How do they do it? How do they get “SOW-en” from “Sam-hane?” I haven’t a clue. But there you have it.
Happy Halloween!
In the Celtic calendar, it’s the end of summer. It’s the time to get serious and burrow into your dwelling place, thinking deep thoughts.
Here are my deep thoughts:
I’m thinking about wearing a pencil-thin peel-on mustache, a white panama hat and my newly acquired boy friend jacket (from QVC) as my costume. I shall title my costume “the boy friend.”
Cole and I have a Monday morning ritual of getting hot chocolate (for him) and a white chocolate mocha (for me) to sip on the way to school. Those lovely kiosk attendants will probably be the only ones to see my costume.
(Yes, I still drive Cole to school and I wouldn’t trade it for the world. He could use the transit system, but this is our special bonding time. We listen to music, talk and make each other laugh.)
I’m actually not too clever in the costume department. Cole is. One year he was Santa Claus– this little, jolly, red-suited fellow stuffed with pillows. Another year he was a leprechaun. I went to a second hand store and bought a suit jacket and pants and painted them green. I suppose, I should have dyed them, but I didn’t really think. The paint, when dried, stiffened the fabric and came off onto Cole. But his hat was splendid and he was happy. My sewing skills are nil, but I managed to sew a puppy costume when he was three. ADORABLE! When he was around nine, Cole created a super hero called Silverix and designed a costume that was created with the help of his grandmother. In fact, I do believe that his grandmother created 95% of that costume. I bought the pattern and the materials and cut it out. She did the rest as I took the stitching out of what I’d tried to sew.
No, I’m not that kind of homemaker. People compliment me on what sharp fabric scissors I have. It’s because I never use them.
When Cole was younger, he took jujitsu. I hated every time he out grew his gi (the martial artist’s working clothes), because that would mean that I would have to sew on the logo patch and all the little award stars and patches that were part of the school uniform. It took me several bent needles (tough, thick fabric) and a glue gun to get the deed done.

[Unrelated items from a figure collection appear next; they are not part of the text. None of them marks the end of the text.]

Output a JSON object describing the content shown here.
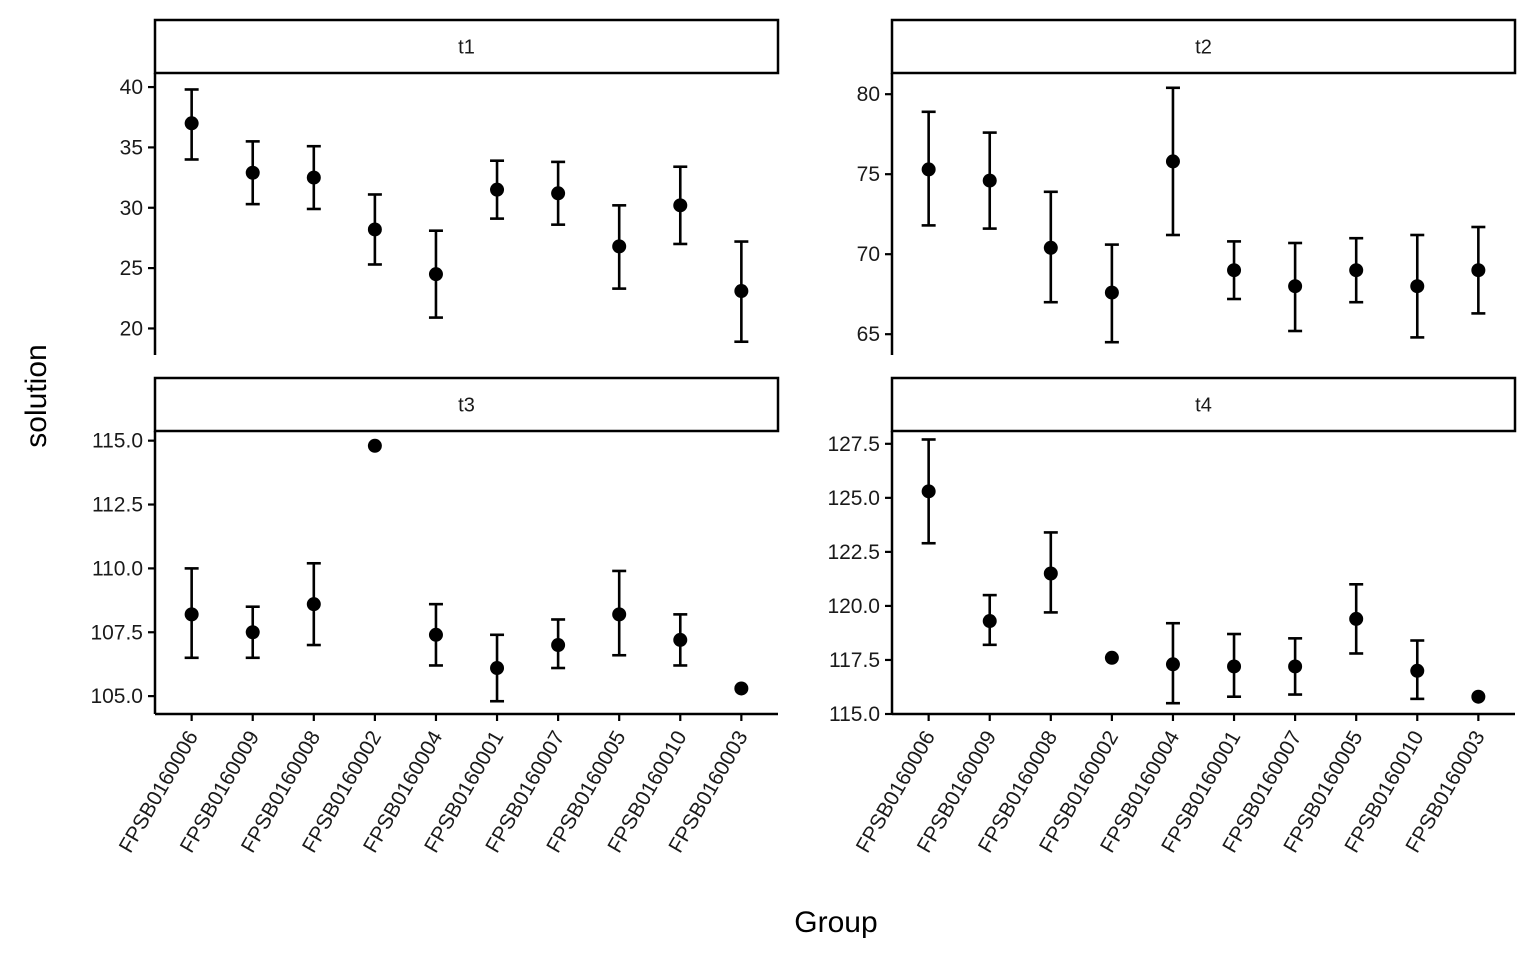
{
  "chart_data": {
    "type": "scatter",
    "facet_layout": "2x2",
    "xlabel": "Group",
    "ylabel": "solution",
    "categories": [
      "FPSB0160006",
      "FPSB0160009",
      "FPSB0160008",
      "FPSB0160002",
      "FPSB0160004",
      "FPSB0160001",
      "FPSB0160007",
      "FPSB0160005",
      "FPSB0160010",
      "FPSB0160003"
    ],
    "grid": false,
    "legend": "none",
    "point_color": "#000000",
    "panels": [
      {
        "strip": "t1",
        "ylim": [
          17.8,
          41.0
        ],
        "yticks": [
          20,
          25,
          30,
          35,
          40
        ],
        "ytick_labels": [
          "20",
          "25",
          "30",
          "35",
          "40"
        ],
        "mean": [
          37.0,
          32.9,
          32.5,
          28.2,
          24.5,
          31.5,
          31.2,
          26.8,
          30.2,
          23.1
        ],
        "lower": [
          34.0,
          30.3,
          29.9,
          25.3,
          20.9,
          29.1,
          28.6,
          23.3,
          27.0,
          18.9
        ],
        "upper": [
          39.8,
          35.5,
          35.1,
          31.1,
          28.1,
          33.9,
          33.8,
          30.2,
          33.4,
          27.2
        ]
      },
      {
        "strip": "t2",
        "ylim": [
          63.7,
          81.2
        ],
        "yticks": [
          65,
          70,
          75,
          80
        ],
        "ytick_labels": [
          "65",
          "70",
          "75",
          "80"
        ],
        "mean": [
          75.3,
          74.6,
          70.4,
          67.6,
          75.8,
          69.0,
          68.0,
          69.0,
          68.0,
          69.0
        ],
        "lower": [
          71.8,
          71.6,
          67.0,
          64.5,
          71.2,
          67.2,
          65.2,
          67.0,
          64.8,
          66.3
        ],
        "upper": [
          78.9,
          77.6,
          73.9,
          70.6,
          80.4,
          70.8,
          70.7,
          71.0,
          71.2,
          71.7
        ]
      },
      {
        "strip": "t3",
        "ylim": [
          104.3,
          115.3
        ],
        "yticks": [
          105.0,
          107.5,
          110.0,
          112.5,
          115.0
        ],
        "ytick_labels": [
          "105.0",
          "107.5",
          "110.0",
          "112.5",
          "115.0"
        ],
        "mean": [
          108.2,
          107.5,
          108.6,
          114.8,
          107.4,
          106.1,
          107.0,
          108.2,
          107.2,
          105.3
        ],
        "lower": [
          106.5,
          106.5,
          107.0,
          null,
          106.2,
          104.8,
          106.1,
          106.6,
          106.2,
          null
        ],
        "upper": [
          110.0,
          108.5,
          110.2,
          null,
          108.6,
          107.4,
          108.0,
          109.9,
          108.2,
          null
        ]
      },
      {
        "strip": "t4",
        "ylim": [
          115.0,
          128.0
        ],
        "yticks": [
          115.0,
          117.5,
          120.0,
          122.5,
          125.0,
          127.5
        ],
        "ytick_labels": [
          "115.0",
          "117.5",
          "120.0",
          "122.5",
          "125.0",
          "127.5"
        ],
        "mean": [
          125.3,
          119.3,
          121.5,
          117.6,
          117.3,
          117.2,
          117.2,
          119.4,
          117.0,
          115.8
        ],
        "lower": [
          122.9,
          118.2,
          119.7,
          null,
          115.5,
          115.8,
          115.9,
          117.8,
          115.7,
          null
        ],
        "upper": [
          127.7,
          120.5,
          123.4,
          null,
          119.2,
          118.7,
          118.5,
          121.0,
          118.4,
          null
        ]
      }
    ]
  }
}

And I couldn’t do it all at once. That was too painful and would have ended with my language becoming more and more colorful as I ripped the uniform into tiny pieces.
I do know my limits.
First, I’d purchase the gi and wash it because they always shrink. Then, I’d tape on the school logo. That was good for a couple of classes and bought me time to prepare myself for the ordeal. Those tiny golden stars!!!! Nightmareish. I think it was after I’d sewn the gi to the table cloth that I resorted to fabric glue. But you’d still have to sew the points of the stars down because they’d start to curl.

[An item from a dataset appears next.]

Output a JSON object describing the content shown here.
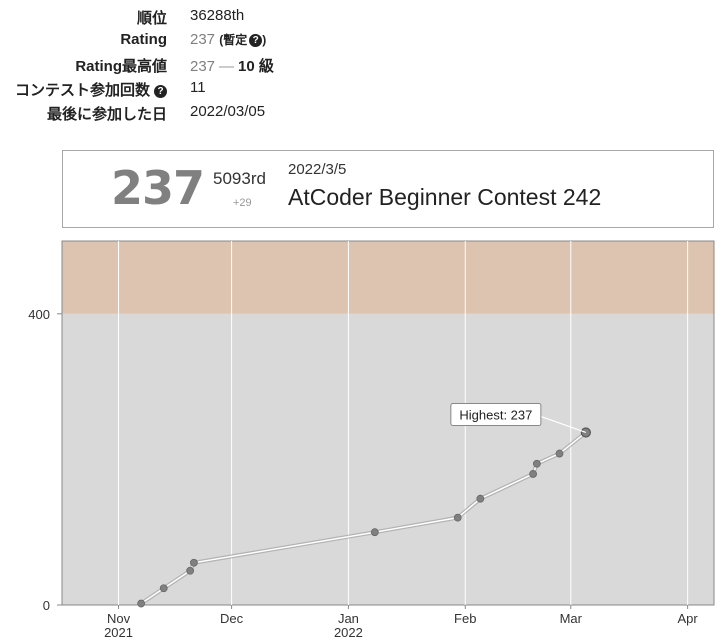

Those days are gone and are tucked away in my memory banks, filed under “the little things we do for love that really weren’t that bad and we’d do them all over again.”
Happy Halloween! May your treats be many and your tricks few.
Hi Cammy- What’s QVC? Your morning ritual with Cole sounds wonderful. This was the first Halloween we’ve ever had trick-or-treaters, having until now lived in an industrial neighborhood, and I greatly enjoyed the costumes. I may need to consult with you next year because I think I’ll costume myself!
Not knowing what QVC is is a good thing. It means that you don’t have time for silly shopping channels. Yes, QVC is a shopping channel. I started watching it when I was disgusted with all the negative news blasting into my world and, instead of doing the sensible thing and shutting off the tv, I started flipping channels and found these happy people trying their damnedest to sell you shit. It totally made me laugh….especially when they’d model the jewelry. But then I noticed the prices and compared the clothing with what I could find in Eureka. And, much to my shame, I became a QVC shopper. I also liked the idea of things shipping to me. I didn’t have to go anywhere, much like a spider….”come into my parlor,” said the spider to the fly.